Вейн смотрел на луч, на возящуюся у плиты напевающую маму и думал, что мамины секреты прячутся за пределами дома и двора, а его собственные только внутри. И это… не честно.
Флейта могла звучать двумя свободными от ленты отверстиями. Вейн знал, что отец сковал флейте голос не просто так. Но узелки были завязаны таким образом, что если распустить верхний, прочие оставались в целости. Зачем? Чтобы развязывать по одному?
В этот раз паники не было. Проснувшись и сообразив, что снова не может двинуться, время замерло, а сам он словно растворяется, Вейн сразу же позвал маму. В голос. Она пришла почти сразу, в переднике, в котором возилась с травами дома, и аромат от нее шел одуряюще живой. Тоже без паники и слез она села рядом и сразу же распустила второй узелок на флейте.
Теперь звук был из двух нот. Две ноты, три капли и секреты. У каждого свои.
Когда становилось невыносимо от голода и выматывающей пустоты, Вейн прятался на чердак, где больше не было рам и осколков, и подносил флейту к губам. Даже с двумя нотами можно звучать, не повторяясь, очень долго.

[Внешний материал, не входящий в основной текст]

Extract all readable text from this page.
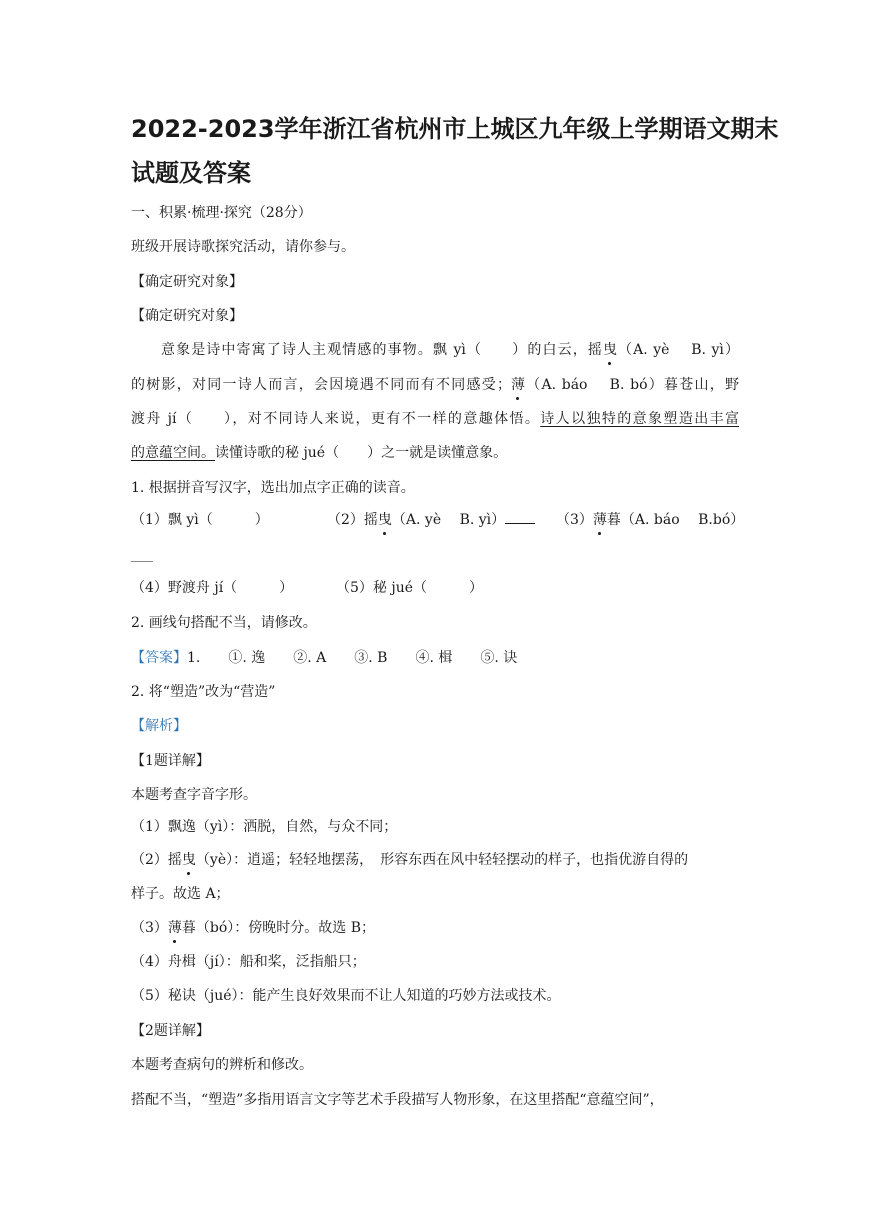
2022-2023学年浙江省杭州市上城区九年级上学期语文期末
试题及答案
一、积累·梳理·探究（28分）
班级开展诗歌探究活动，请你参与。
【确定研究对象】
【确定研究对象】
意象是诗中寄寓了诗人主观情感的事物。飘 yì（　　）的白云，摇曳（A. yè　 B. yì）
的树影，对同一诗人而言，会因境遇不同而有不同感受；薄（A. báo　 B. bó）暮苍山，野
渡舟 jí（　　），对不同诗人来说，更有不一样的意趣体悟。诗人以独特的意象塑造出丰富
的意蕴空间。读懂诗歌的秘 jué（　　）之一就是读懂意象。
1. 根据拼音写汉字，选出加点字正确的读音。
（1）飘 yì（　　　）	（2）摇曳（A. yè　 B. yì）	（3）薄暮（A. báo　 B.bó）
（4）野渡舟 jí（　　　）	（5）秘 jué（　　　）
2. 画线句搭配不当，请修改。
【答案】1.　　①. 逸　　②. A　　③. B　　④. 楫　　⑤. 诀
2. 将“塑造”改为“营造”
【解析】
【1题详解】
本题考查字音字形。
（1）飘逸（yì）：洒脱，自然，与众不同；
（2）摇曳（yè）：逍遥；轻轻地摆荡，　形容东西在风中轻轻摆动的样子，也指优游自得的
样子。故选 A；
（3）薄暮（bó）：傍晚时分。故选 B；
（4）舟楫（jí）：船和桨，泛指船只；
（5）秘诀（jué）：能产生良好效果而不让人知道的巧妙方法或技术。
【2题详解】
本题考查病句的辨析和修改。
搭配不当，“塑造”多指用语言文字等艺术手段描写人物形象，在这里搭配“意蕴空间”，
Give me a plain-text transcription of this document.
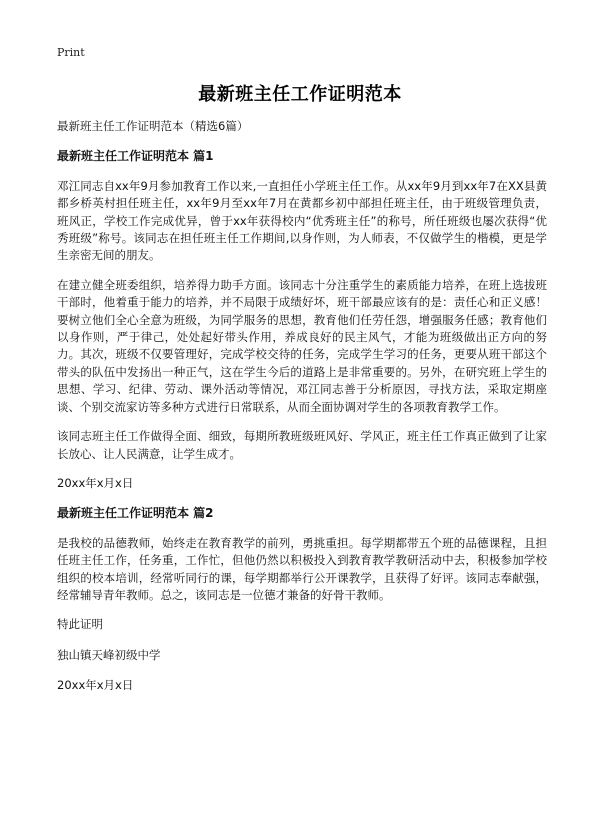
Print
最新班主任工作证明范本

最新班主任工作证明范本（精选6篇）

最新班主任工作证明范本 篇1

邓江同志自xx年9月参加教育工作以来,一直担任小学班主任工作。从xx年9月到xx年7在XX县黄都乡桥英村担任班主任，xx年9月至xx年7月在黄都乡初中部担任班主任，由于班级管理负责，班风正，学校工作完成优异，曾于xx年获得校内“优秀班主任”的称号，所任班级也屡次获得“优秀班级”称号。该同志在担任班主任工作期间,以身作则，为人师表，不仅做学生的楷模，更是学生亲密无间的朋友。

在建立健全班委组织，培养得力助手方面。该同志十分注重学生的素质能力培养，在班上选拔班干部时，他着重于能力的培养，并不局限于成绩好坏，班干部最应该有的是：责任心和正义感！要树立他们全心全意为班级，为同学服务的思想，教育他们任劳任怨，增强服务任感；教育他们以身作则，严于律己，处处起好带头作用，养成良好的民主风气，才能为班级做出正方向的努力。其次，班级不仅要管理好，完成学校交待的任务，完成学生学习的任务，更要从班干部这个带头的队伍中发扬出一种正气，这在学生今后的道路上是非常重要的。另外，在研究班上学生的思想、学习、纪律、劳动、课外活动等情况，邓江同志善于分析原因，寻找方法，采取定期座谈、个别交流家访等多种方式进行日常联系，从而全面协调对学生的各项教育教学工作。

该同志班主任工作做得全面、细致，每期所教班级班风好、学风正，班主任工作真正做到了让家长放心、让人民满意，让学生成才。

20xx年x月x日

最新班主任工作证明范本 篇2

是我校的品德教师，始终走在教育教学的前列，勇挑重担。每学期都带五个班的品德课程，且担任班主任工作，任务重，工作忙，但他仍然以积极投入到教育教学教研活动中去，积极参加学校组织的校本培训，经常听同行的课，每学期都举行公开课教学，且获得了好评。该同志奉献强，经常辅导青年教师。总之，该同志是一位德才兼备的好骨干教师。

特此证明

独山镇天峰初级中学

20xx年x月x日
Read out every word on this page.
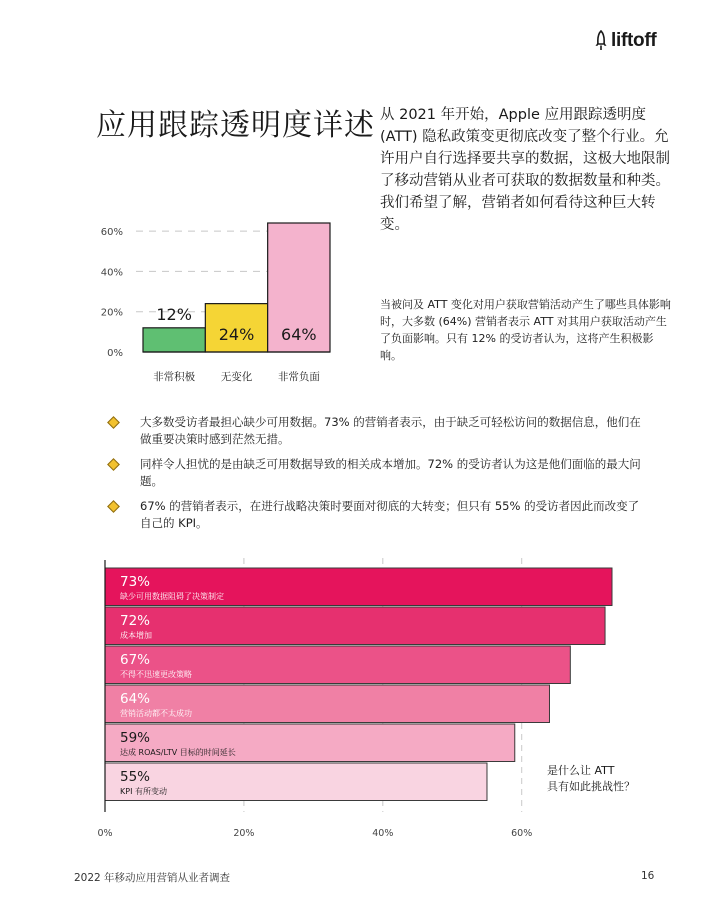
liftoff
应用跟踪透明度详述 从 2021 年开始，Apple 应用跟踪透明度 (ATT) 隐私政策变更彻底改变了整个行业。允许用户自行选择要共享的数据，这极大地限制了移动营销从业者可获取的数据数量和种类。我们希望了解，营销者如何看待这种巨大转变。

0%
20%
40%
60%
12%
非常积极
24%
无变化
64%
非常负面

当被问及 ATT 变化对用户获取营销活动产生了哪些具体影响时，大多数 (64%) 营销者表示 ATT 对其用户获取活动产生了负面影响。只有 12% 的受访者认为，这将产生积极影响。

大多数受访者最担心缺少可用数据。73% 的营销者表示，由于缺乏可轻松访问的数据信息，他们在做重要决策时感到茫然无措。
同样令人担忧的是由缺乏可用数据导致的相关成本增加。72% 的受访者认为这是他们面临的最大问题。
67% 的营销者表示，在进行战略决策时要面对彻底的大转变；但只有 55% 的受访者因此而改变了自己的 KPI。
0%	20%	40%	60%
73%
缺少可用数据阻碍了决策制定
72%
成本增加
67%
不得不迅速更改策略
64%
营销活动都不太成功
59%
达成 ROAS/LTV 目标的时间延长
55%
KPI 有所变动
是什么让 ATT
具有如此挑战性？
2022 年移动应用营销从业者调查	16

Чердачное окошко было приоткрыто и на звук слетелись насекомые, пробрались сквозь щелку и вились вокруг. Вейн не звал их специально, но слишком редко бывал достаточно сыт, так что, вспомнив, как гасли, садясь на руку, светящиеся жуки, просто вытянул ладонь.
Бабочек было немного жаль. И стрекоз. Их красивые крылья, лишившись света, становились блеклыми, словно покрытыми слоем слежавшейся пыли. А еще больше было жаль птицу. Она среагировала на звук и расшиблась о стекло.

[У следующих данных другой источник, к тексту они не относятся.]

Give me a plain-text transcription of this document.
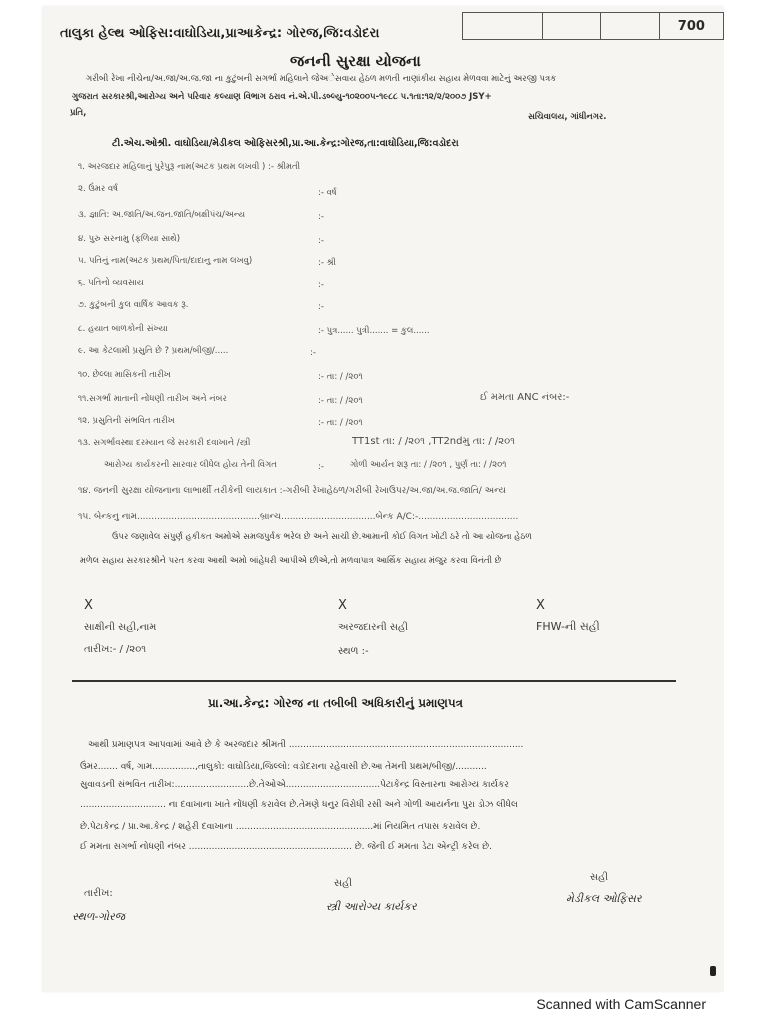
તાલુકા હેલ્થ ઓફિસ:વાઘોડિયા,પ્રાઆકેન્દ્ર: ગોરજ,જિ:વડોદરા	700
જનની સુરક્ષા યોજના
ગરીબી રેખા નીચેના/અ.જા/અ.જ.જા ના કુટુંબની સગર્ભા મહિલાને જેઅેસવાય હેઠળ મળતી નાણાંકીય સહાય મેળવવા માટેનું અરજી પત્રક
ગુજરાત સરકારશ્રી,આરોગ્ય અને પરિવાર કલ્યાણ વિભાગ ઠરાવ નં.એ.પી.ડબ્લ્યુ-૧૦૨૦૦૫-૧૯૮૮ પ.૧તા:૧૨/૨/૨૦૦૭ JSY+
પ્રતિ,	સચિવાલય, ગાંધીનગર.
ટી.એચ.ઓશ્રી. વાઘોડિયા/મેડીકલ ઓફિસરશ્રી,પ્રા.આ.કેન્દ્ર:ગોરજ,તા:વાઘોડિયા,જિ:વડોદરા
૧. અરજદાર મહિલાનું પુરેપુરૂ નામ(અટક પ્રથમ લખવી ) :- શ્રીમતી
૨. ઉંમર વર્ષ	:- વર્ષ
૩. જ્ઞાતિ: અ.જાતિ/અ.જન.જાતિ/બક્ષીપંચ/અન્ય	:-
૪. પુરુ સરનામુ (ફળિયા સાથે)	:-
૫. પતિનું નામ(અટક પ્રથમ/પિતા/દાદાનુ નામ લખવુ)	:- શ્રી
૬. પતિનો વ્યવસાય	:-
૭. કુટુંબની કુલ વાર્ષિક આવક રૂ.	:-
૮. હયાત બાળકોની સંખ્યા	:- પુત્ર...... પુત્રી....... = કુલ......
૯. આ કેટલામી પ્રસુતિ છે ? પ્રથમ/બીજી/.....	:-
૧૦. છેલ્લા માસિકની તારીખ	:- તા: / /૨૦૧
૧૧.સગર્ભા માતાની નોંધણી તારીખ અને નંબર	:- તા: / /૨૦૧	ઈ મમતા ANC નંબર:-
૧૨. પ્રસુતિની સંભવિત તારીખ	:- તા: / /૨૦૧
૧૩. સગર્ભાવસ્થા દરમ્યાન જે સરકારી દવાખાને /સ્ત્રી	TT1st તા: / /૨૦૧ ,TT2ndમુ તા: / /૨૦૧
આરોગ્ય કાર્યકરની સારવાર લીધેલ હોય તેની વિગત	:-	ગોળી આર્યન શરૂ તા: / /૨૦૧ , પુર્ણ તા: / /૨૦૧
૧૪. જનની સુરક્ષા યોજનાના લાભાર્થી તરીકેની લાયકાત :-ગરીબી રેખાહેઠળ/ગરીબી રેખાઉપર/અ.જા/અ.જ.જાતિ/ અન્ય
૧૫. બેન્કનુ નામ...........................................બ્રાન્ચ.................................બેન્ક A/C:-...................................
ઉપર જણાવેલ સંપુર્ણ હકીકત અમોએ સમજપુર્વક ભરેલ છે અને સાચી છે.આમાની કોઈ વિગત ખોટી ઠરે તો આ યોજના હેઠળ
મળેલ સહાય સરકારશ્રીને પરત કરવા આથી અમો બાંહેધરી આપીએ છીએ,તો મળવાપાત્ર આર્થિક સહાય મંજુર કરવા વિનંતી છે
X	X	X
સાક્ષીની સહી,નામ	અરજદારની સહી	FHW-ની સહી
તારીખ:- / /૨૦૧	સ્થળ :-
પ્રા.આ.કેન્દ્ર: ગોરજ ના તબીબી અધિકારીનું પ્રમાણપત્ર
આથી પ્રમાણપત્ર આપવામાં આવે છે કે અરજદાર શ્રીમતી ..................................................................................
ઉંમર....... વર્ષ, ગામ...............,તાલુકો: વાઘોડિયા,જિલ્લો: વડોદરાના રહેવાસી છે.આ તેમની પ્રથમ/બીજી/...........
સુવાવડની સંભવિત તારીખ:..........................છે.તેઓએ.................................પેટાકેન્દ્ર વિસ્તારના આરોગ્ય કાર્યકર
.............................. ના દવાખાના ખાતે નોંધણી કરાવેલ છે.તેમણે ધનુર વિરોધી રસી અને ગોળી આયર્નના પુરા ડોઝ લીધેલ
છે.પેટાકેન્દ્ર / પ્રા.આ.કેન્દ્ર / શહેરી દવાખાના ................................................માં નિયમિત તપાસ કરાવેલ છે.
ઈ મમતા સગર્ભા નોધણી નંબર ......................................................... છે. જેની ઈ મમતા ડેટા એન્ટ્રી કરેલ છે.
સહી
સહી
તારીખ:
સ્થળ-ગોરજ
સ્ત્રી આરોગ્ય કાર્યકર
મેડીકલ ઓફિસર
Scanned with CamScanner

Перья походили на те, что Вейн помнил в крыльях ира Комыша. И гаснущие птичьи глаза были похожи. И скрип из приоткрытого клюва. И скрюченные морщинистые лапы, скребущие по узкому отливу. Крылья вздрагивали, подталкивая серое тельце к краю…
Что если ир Комыш мог жить дольше? Что если он, Вейн, виноват, что ему пришлось уйти навсегда, потому что ему, Вейну хотелось прикасаться к горячим рукам, трогать жесткие на концах и беззащитно мягкие у основания перья, говорить о разном? Что если это он, Вейн, лишил ира Комыша света?
Он помнил слезы и как дергал на себя скрипучую раму, не желавшую открываться. Как, привстав на цыпочки, пытался достать лежащую на краю еще живую птицу. Как в отчаянии позвал: “Иди сюда”.
Темные лапы дернулись, крылья замерли. Блеклая пленка века заволокла глаза, а из приоткрытого клюва выскользнула бледно-золотистая искра света и почти тут же растаяла. Ветер подхватил тельце и перед тем, как птица камнем упала вниз, крылья распахнулись в последний раз.
Он помнил, как бежал, как упал, скатившись с крутой чердачной лестницы, как болели колени, локти и плечо, как ныло в виске, но больнее всего было внутри, за ребрами.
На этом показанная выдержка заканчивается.